Describe the role you play professionally.
I work in the field of Venture Philanthropy, finding effective solutions to social problems and leveraging private sector pro-bono resources to find ways to help them scale for massive social impact. Current pro-bono partners include BCG, EY, Perennial Design, Hill+Knowlton, Offord Group, and McCarthy Tetrault. I support a portfolio of charities that have proven to be high impact, scalable, and ambitious in their goals to grow in Canada and/or around the world and help them manage the change. The job allows me to work with the C-Suite, management, and frontline staff and alongside our private sector leaders to creatively and collaboratively problem solve key issues that inhibit growth and sustainability.
What is the most challenging aspect of your job?
Every organization has a unique culture and way of operating within the chronically resource-constrained environment of the non-profit sector. Learning how to solve challenges in a way that is suitable and complementary to the working culture, while also being fresh and innovative, is a difficult balance to strike. Finding and mobilizing the enormous amount of capital in Canada for solutions that have demonstrably high Social ROI is another challenge.
What is your biggest professional accomplishment?
Bringing on new partners is always something to celebrate in the Venture Philanthropy space. After completing a rigorous due diligence on dozens of organizations, having one successfully complete the process is a great accomplishment. In a similar way, a recent accomplishment was helping to find and partner with Perennial Design, which now supports the portfolio with brand clarification and marketing efforts.
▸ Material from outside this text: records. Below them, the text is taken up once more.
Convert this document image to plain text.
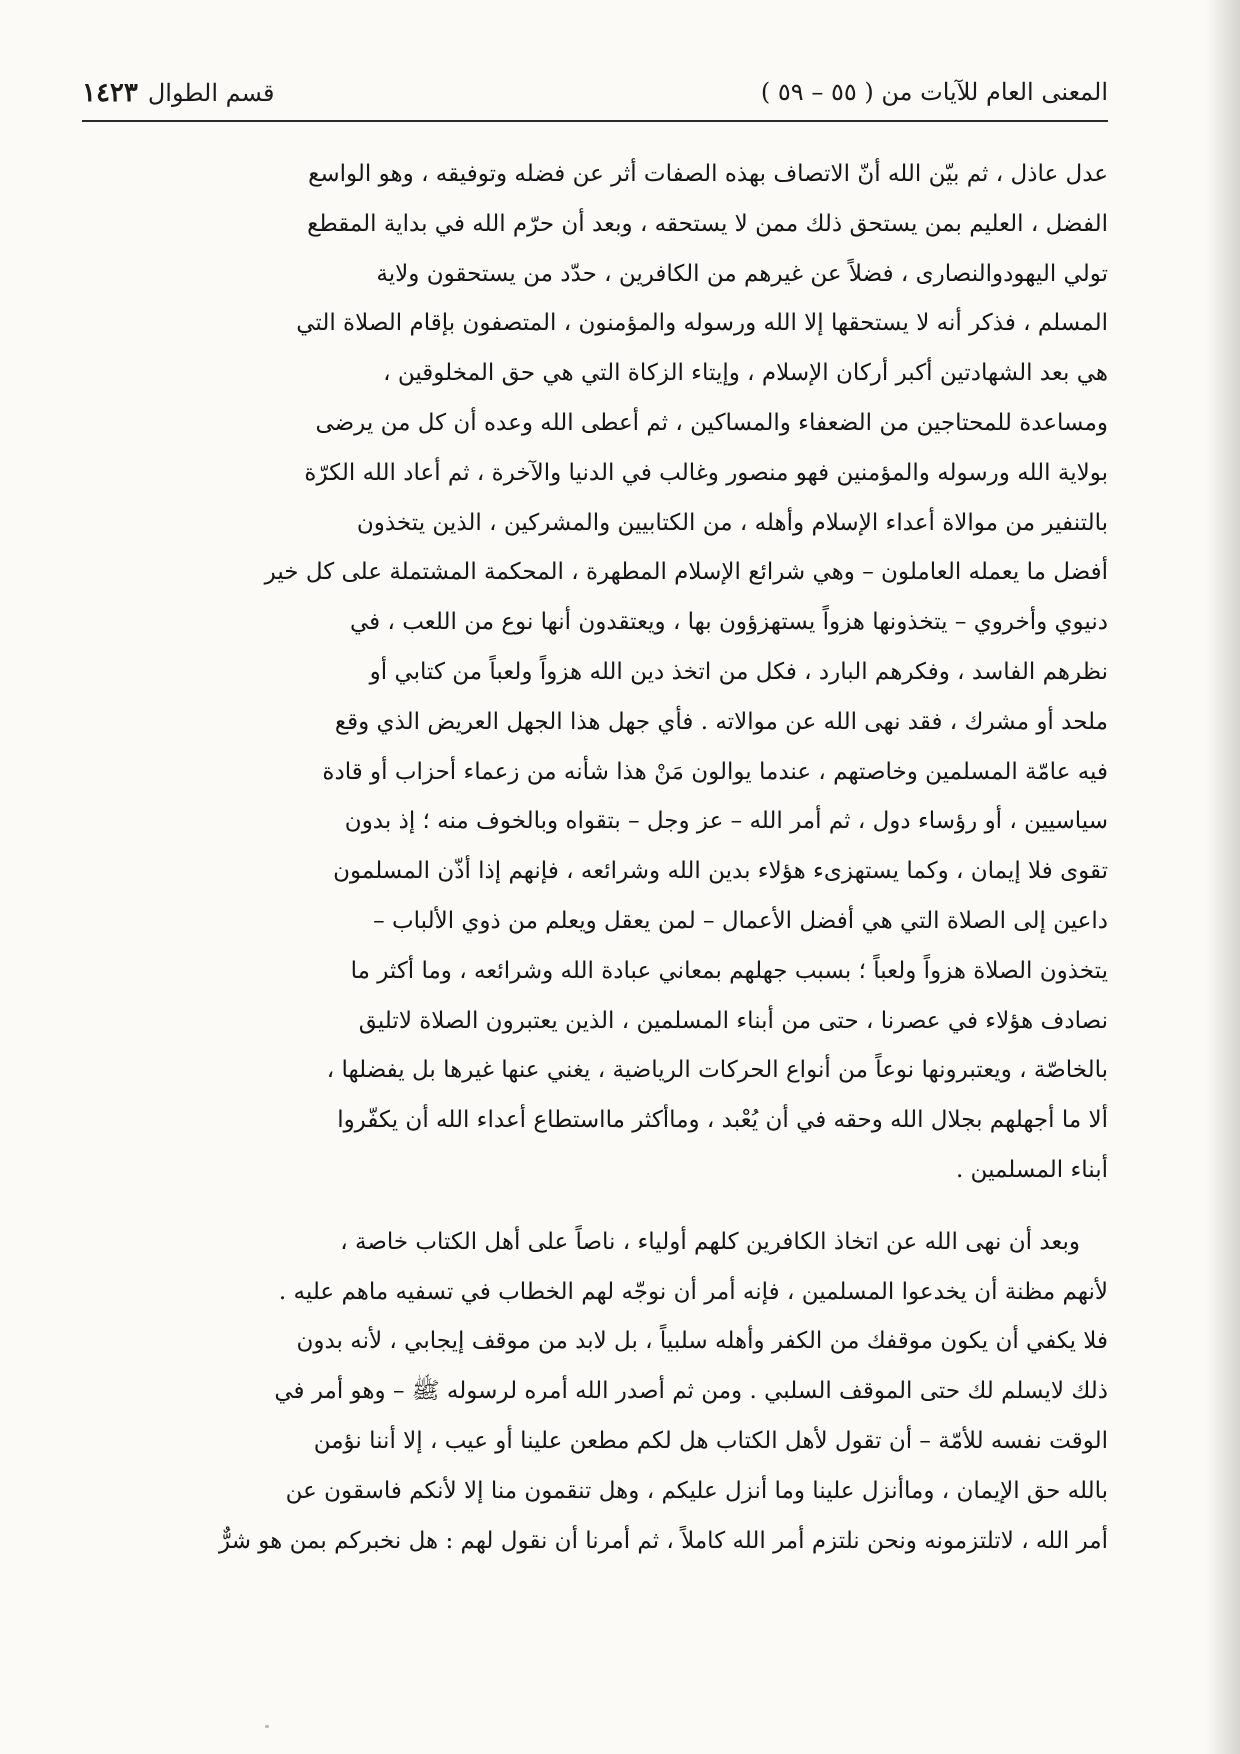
المعنى العام للآيات من ( ٥٥ – ٥٩ )
قسم الطوال١٤٢٣
عدل عاذل ، ثم بيّن الله أنّ الاتصاف بهذه الصفات أثر عن فضله وتوفيقه ، وهو الواسع
الفضل ، العليم بمن يستحق ذلك ممن لا يستحقه ، وبعد أن حرّم الله في بداية المقطع
تولي اليهودوالنصارى ، فضلاً عن غيرهم من الكافرين ، حدّد من يستحقون ولاية
المسلم ، فذكر أنه لا يستحقها إلا الله ورسوله والمؤمنون ، المتصفون بإقام الصلاة التي
هي بعد الشهادتين أكبر أركان الإسلام ، وإيتاء الزكاة التي هي حق المخلوقين ،
ومساعدة للمحتاجين من الضعفاء والمساكين ، ثم أعطى الله وعده أن كل من يرضى
بولاية الله ورسوله والمؤمنين فهو منصور وغالب في الدنيا والآخرة ، ثم أعاد الله الكرّة
بالتنفير من موالاة أعداء الإسلام وأهله ، من الكتابيين والمشركين ، الذين يتخذون
أفضل ما يعمله العاملون – وهي شرائع الإسلام المطهرة ، المحكمة المشتملة على كل خير
دنيوي وأخروي – يتخذونها هزواً يستهزؤون بها ، ويعتقدون أنها نوع من اللعب ، في
نظرهم الفاسد ، وفكرهم البارد ، فكل من اتخذ دين الله هزواً ولعباً من كتابي أو
ملحد أو مشرك ، فقد نهى الله عن موالاته . فأي جهل هذا الجهل العريض الذي وقع
فيه عامّة المسلمين وخاصتهم ، عندما يوالون مَنْ هذا شأنه من زعماء أحزاب أو قادة
سياسيين ، أو رؤساء دول ، ثم أمر الله – عز وجل – بتقواه وبالخوف منه ؛ إذ بدون
تقوى فلا إيمان ، وكما يستهزىء هؤلاء بدين الله وشرائعه ، فإنهم إذا أذّن المسلمون
داعين إلى الصلاة التي هي أفضل الأعمال – لمن يعقل ويعلم من ذوي الألباب –
يتخذون الصلاة هزواً ولعباً ؛ بسبب جهلهم بمعاني عبادة الله وشرائعه ، وما أكثر ما
نصادف هؤلاء في عصرنا ، حتى من أبناء المسلمين ، الذين يعتبرون الصلاة لاتليق
بالخاصّة ، ويعتبرونها نوعاً من أنواع الحركات الرياضية ، يغني عنها غيرها بل يفضلها ،
ألا ما أجهلهم بجلال الله وحقه في أن يُعْبد ، وماأكثر مااستطاع أعداء الله أن يكفّروا
أبناء المسلمين .
وبعد أن نهى الله عن اتخاذ الكافرين كلهم أولياء ، ناصاً على أهل الكتاب خاصة ،
لأنهم مظنة أن يخدعوا المسلمين ، فإنه أمر أن نوجّه لهم الخطاب في تسفيه ماهم عليه .
فلا يكفي أن يكون موقفك من الكفر وأهله سلبياً ، بل لابد من موقف إيجابي ، لأنه بدون
ذلك لايسلم لك حتى الموقف السلبي . ومن ثم أصدر الله أمره لرسوله ﷺ – وهو أمر في
الوقت نفسه للأمّة – أن تقول لأهل الكتاب هل لكم مطعن علينا أو عيب ، إلا أننا نؤمن
بالله حق الإيمان ، وماأنزل علينا وما أنزل عليكم ، وهل تنقمون منا إلا لأنكم فاسقون عن
أمر الله ، لاتلتزمونه ونحن نلتزم أمر الله كاملاً ، ثم أمرنا أن نقول لهم : هل نخبركم بمن هو شرٌّ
A lot of upstream effort for even more downstream social impact.
What books are on your bedside table right now?
Red Notice by Bill Browder and Lonely Planet’s guide to Latin America Spanish.
How do you manage stress (i.e. sports, exercise, meditation)?
Saturday morning cuddles with my little ones (2 and 4), a yoga app (yes, I can always find 15 minutes!), and walking and talking across the city with my incredible husband, Russ.
What is the most significant thing you’ve learned at Ivey?
How important people are. No matter how much you think you might know, you can’t know everything. This program has taught me that if you treat people well, your organization can be so much more than if you try to go it alone.
What’s been the most surprising aspect of the Executive MBA journey to date?
How much we laugh in class! The cases have been so relevant and our professors incredibly effective at facilitating interesting and motivating discussions. The dialogue is fascinating and so applicable, no matter your sector, because of the diverse class we have. You really do apply weekend content to Monday’s workday.